Same. My daily driver since it came out and so far it’s been great, no complaints.

I was positively surprised by Composer 1.5 and did use it frequently. Composer 2 is more capable but i do not use it anymore. It feels like it is not really doing what i want it to do. It does seem very verbose to me and takes a lot of unnecessary reasoning for straightforward tasks. In fast mode it easily comes up with incorrect answers. When it comes to more complex tasks, Opus 4.6 wins in planning and working on the plan, keeping the plan updated.

I would say it is a bit overengineered

I suspect it all depends on the use case. From Cursor’s perspective, they judge themselves based on benchmarks, which often do not reflect what I am trying to do. Since they are essentially rewarded for reducing token consumption of composer2, I think it sets up a pretty horrific principal-agent problem where our goals and cursor’s goals do not really align.

Also, the way I will think about coding is that writing good code (aka by opus) > 0 >>>>> writing suspicious code by weaker models.

I am using Composer 2 - and then I switch to Opus to get it done..

I’ve already provided feedback in this thread, but I have a concrete example of how Composer 2 continues to fail at every task I give it. Composer 2 just spent 30m thinking about how to solve a problem - a relatively easy problem.

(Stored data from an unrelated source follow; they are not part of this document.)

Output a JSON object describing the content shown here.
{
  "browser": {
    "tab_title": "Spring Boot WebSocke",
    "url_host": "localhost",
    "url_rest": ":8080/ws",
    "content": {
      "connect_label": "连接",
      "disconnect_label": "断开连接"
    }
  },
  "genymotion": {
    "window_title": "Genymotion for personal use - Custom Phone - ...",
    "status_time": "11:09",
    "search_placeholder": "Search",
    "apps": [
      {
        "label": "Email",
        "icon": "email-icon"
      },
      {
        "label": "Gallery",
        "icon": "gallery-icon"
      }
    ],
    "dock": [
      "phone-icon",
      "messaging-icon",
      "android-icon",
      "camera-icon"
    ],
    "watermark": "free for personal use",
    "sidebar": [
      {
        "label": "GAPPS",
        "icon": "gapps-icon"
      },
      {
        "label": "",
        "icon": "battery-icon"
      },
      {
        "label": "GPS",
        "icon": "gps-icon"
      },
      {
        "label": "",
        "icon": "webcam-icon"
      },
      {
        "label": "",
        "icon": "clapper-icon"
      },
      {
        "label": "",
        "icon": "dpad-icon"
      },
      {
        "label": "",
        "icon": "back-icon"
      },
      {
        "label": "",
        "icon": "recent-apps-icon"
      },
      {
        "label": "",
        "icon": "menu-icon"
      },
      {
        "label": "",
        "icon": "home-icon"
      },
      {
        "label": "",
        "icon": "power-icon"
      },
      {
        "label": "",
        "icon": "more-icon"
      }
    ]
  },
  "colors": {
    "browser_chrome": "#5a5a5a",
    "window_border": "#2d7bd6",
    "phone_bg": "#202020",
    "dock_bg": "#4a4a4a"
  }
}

I had to stop it, switch to GPT-5.3 Codex and it just fixed it. Who knows how long Composer 2 would have kept spinning.

Request ID: 3fba68a3-3b57-42e6-8570-8fc25dcaeb61

Since first starting this thread, Composer 2 has improved and I don’t see it writing terrible code anymore.
I also don’t find it escaping Plan mode either. Kudos to the team on that.

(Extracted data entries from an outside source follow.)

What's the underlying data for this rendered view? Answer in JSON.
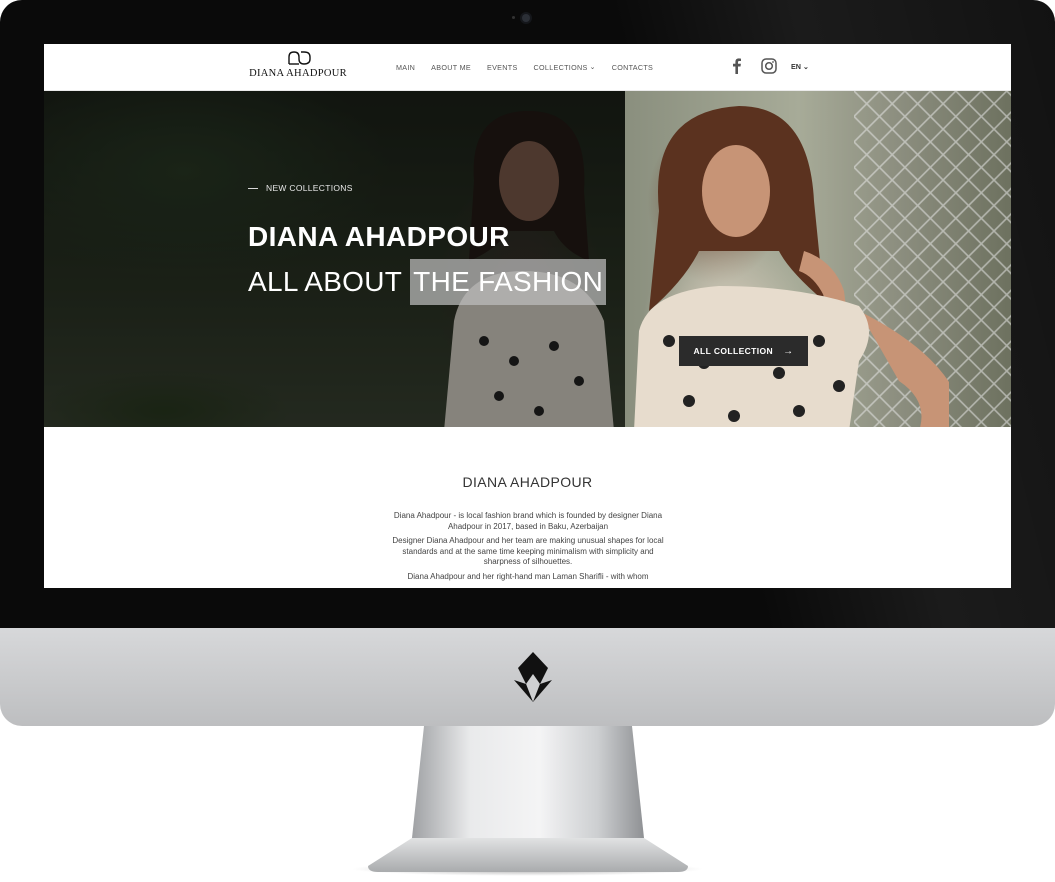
{
  "site": {
    "brand_name": "DIANA AHADPOUR",
    "nav": [
      {
        "label": "MAIN",
        "has_dropdown": false
      },
      {
        "label": "ABOUT ME",
        "has_dropdown": false
      },
      {
        "label": "EVENTS",
        "has_dropdown": false
      },
      {
        "label": "COLLECTIONS",
        "has_dropdown": true
      },
      {
        "label": "CONTACTS",
        "has_dropdown": false
      }
    ],
    "social_icons": [
      "facebook-icon",
      "instagram-icon"
    ],
    "language": "EN"
  },
  "hero": {
    "kicker": "NEW COLLECTIONS",
    "title": "DIANA AHADPOUR",
    "subtitle_plain": "ALL ABOUT",
    "subtitle_highlight": "THE FASHION",
    "cta_label": "ALL COLLECTION",
    "cta_arrow": "→"
  },
  "about": {
    "title": "DIANA AHADPOUR",
    "paragraphs": [
      "Diana Ahadpour - is local fashion brand which is founded by designer Diana Ahadpour in 2017, based in Baku, Azerbaijan",
      "Designer Diana Ahadpour and her team are making unusual shapes for local standards and at the same time keeping minimalism with simplicity and sharpness of silhouettes.",
      "Diana Ahadpour and her right-hand man Laman Sharifli - with whom"
    ]
  },
  "colors": {
    "bezel": "#0a0a0a",
    "chin": "#cfd0d2",
    "cta_background": "#2b2b2b",
    "highlight": "#bebebe"
  }
}
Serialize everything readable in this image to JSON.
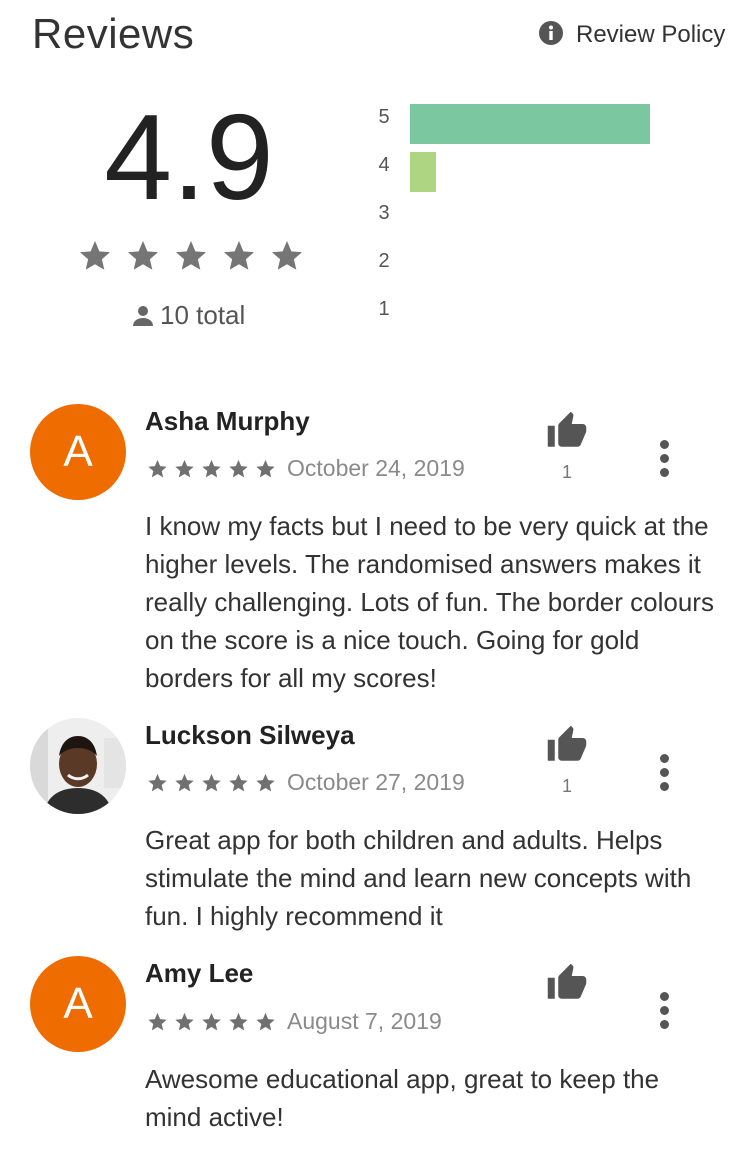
{
  "header": {
    "title": "Reviews",
    "policy_label": "Review Policy"
  },
  "summary": {
    "rating": "4.9",
    "stars": 5,
    "total_label": "10 total",
    "histogram": [
      {
        "label": "5",
        "fraction": 1.0,
        "color": "#7bc8a0"
      },
      {
        "label": "4",
        "fraction": 0.11,
        "color": "#aed581"
      },
      {
        "label": "3",
        "fraction": 0,
        "color": "#ffd54f"
      },
      {
        "label": "2",
        "fraction": 0,
        "color": "#ffb74d"
      },
      {
        "label": "1",
        "fraction": 0,
        "color": "#ff8a65"
      }
    ]
  },
  "reviews": [
    {
      "initial": "A",
      "name": "Asha Murphy",
      "stars": 5,
      "date": "October 24, 2019",
      "helpful_count": "1",
      "text": "I know my facts but I need to be very quick at the higher levels. The randomised answers makes it really challenging. Lots of fun. The border colours on the score is a nice touch. Going for gold borders for all my scores!"
    },
    {
      "initial": "",
      "name": "Luckson Silweya",
      "stars": 5,
      "date": "October 27, 2019",
      "helpful_count": "1",
      "text": "Great app for both children and adults. Helps stimulate the mind and learn new concepts with fun. I highly recommend it"
    },
    {
      "initial": "A",
      "name": "Amy Lee",
      "stars": 5,
      "date": "August 7, 2019",
      "helpful_count": "",
      "text": "Awesome educational app, great to keep the mind active!"
    }
  ],
  "colors": {
    "avatar": "#ef6c00",
    "star": "#777777"
  }
}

I feel the plan mode with Composer 2 jump into changing files not creating a plan theese days, even if I state “make a plan please” in a prompt.

@Aniganesh, glad to hear there’s progress with Plan mode and code quality. I’ll pass the feedback to the team. Updates like this really help us see that the improvements are working.

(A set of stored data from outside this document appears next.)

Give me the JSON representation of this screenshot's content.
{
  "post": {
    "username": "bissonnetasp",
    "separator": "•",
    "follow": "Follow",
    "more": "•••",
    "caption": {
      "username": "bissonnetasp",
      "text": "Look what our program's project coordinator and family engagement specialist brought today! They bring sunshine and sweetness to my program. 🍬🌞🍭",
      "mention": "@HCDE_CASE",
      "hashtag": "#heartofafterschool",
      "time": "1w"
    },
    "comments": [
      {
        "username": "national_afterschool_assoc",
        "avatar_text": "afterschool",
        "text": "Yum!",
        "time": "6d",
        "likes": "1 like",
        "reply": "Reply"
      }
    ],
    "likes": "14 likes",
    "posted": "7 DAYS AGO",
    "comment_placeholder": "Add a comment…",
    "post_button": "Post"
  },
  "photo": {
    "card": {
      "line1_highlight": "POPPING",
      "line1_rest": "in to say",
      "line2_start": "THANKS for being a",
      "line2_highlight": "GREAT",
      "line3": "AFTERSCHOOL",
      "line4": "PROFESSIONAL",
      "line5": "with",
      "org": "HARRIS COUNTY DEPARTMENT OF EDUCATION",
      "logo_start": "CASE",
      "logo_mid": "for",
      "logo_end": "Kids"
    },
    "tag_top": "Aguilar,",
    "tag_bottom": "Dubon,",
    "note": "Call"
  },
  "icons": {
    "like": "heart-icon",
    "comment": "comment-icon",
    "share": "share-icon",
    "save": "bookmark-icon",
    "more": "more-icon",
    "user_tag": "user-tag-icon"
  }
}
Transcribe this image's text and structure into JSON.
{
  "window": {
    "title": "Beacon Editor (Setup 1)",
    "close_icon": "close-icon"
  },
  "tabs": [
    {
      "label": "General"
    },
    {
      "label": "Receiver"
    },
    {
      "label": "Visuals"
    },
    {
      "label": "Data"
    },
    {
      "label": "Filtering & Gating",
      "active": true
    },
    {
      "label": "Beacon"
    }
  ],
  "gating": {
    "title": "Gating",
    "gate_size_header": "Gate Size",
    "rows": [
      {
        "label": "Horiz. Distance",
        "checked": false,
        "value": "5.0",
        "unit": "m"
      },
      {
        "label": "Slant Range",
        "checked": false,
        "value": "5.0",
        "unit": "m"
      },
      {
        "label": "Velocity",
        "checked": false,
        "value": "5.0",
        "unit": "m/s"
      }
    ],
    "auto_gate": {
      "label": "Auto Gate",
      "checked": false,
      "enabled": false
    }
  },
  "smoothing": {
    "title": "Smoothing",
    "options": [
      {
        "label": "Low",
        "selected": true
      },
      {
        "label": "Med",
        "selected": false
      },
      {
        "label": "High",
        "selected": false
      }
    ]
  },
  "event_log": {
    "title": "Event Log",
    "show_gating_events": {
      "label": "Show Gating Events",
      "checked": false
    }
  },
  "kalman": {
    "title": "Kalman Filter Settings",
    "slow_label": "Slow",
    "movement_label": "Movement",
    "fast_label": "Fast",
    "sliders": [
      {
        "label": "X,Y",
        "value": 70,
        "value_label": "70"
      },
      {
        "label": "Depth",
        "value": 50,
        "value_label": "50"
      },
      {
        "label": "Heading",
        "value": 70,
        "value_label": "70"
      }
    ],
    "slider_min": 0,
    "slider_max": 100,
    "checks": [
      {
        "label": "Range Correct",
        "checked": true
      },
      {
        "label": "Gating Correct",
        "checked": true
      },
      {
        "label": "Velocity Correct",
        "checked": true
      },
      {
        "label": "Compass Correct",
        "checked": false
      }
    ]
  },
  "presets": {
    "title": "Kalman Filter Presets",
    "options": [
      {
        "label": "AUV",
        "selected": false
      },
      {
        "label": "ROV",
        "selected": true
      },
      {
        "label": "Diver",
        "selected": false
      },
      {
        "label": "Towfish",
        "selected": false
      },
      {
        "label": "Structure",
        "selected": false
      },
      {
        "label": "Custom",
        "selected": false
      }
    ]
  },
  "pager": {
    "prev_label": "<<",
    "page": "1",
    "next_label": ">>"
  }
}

@kellewic, thanks for the Request ID. The team is aware of cases where the model spins for 30 minutes on a task that GPT-5.3 Codex solves right away. If you hit it again, please send the Request ID. The more examples we have, the easier it is to spot the pattern.

@fritse, on verbose reasoning and over-engineering, it’s on our radar. Composer 1.5 really had a good balance of thinks vs does, and the goal is to bring that balance back in Composer 2. For straightforward tasks, you can try fast mode or Auto for now.

@flowmotion, on subagents and Composer 2, the team is aware of the issue. No specific timeline yet, but your feedback helps with prioritization. If you use subagents a lot, I’d recommend using Opus 4.6 or Codex for those tasks for now.

Let us know if you notice anything new with Composer 2.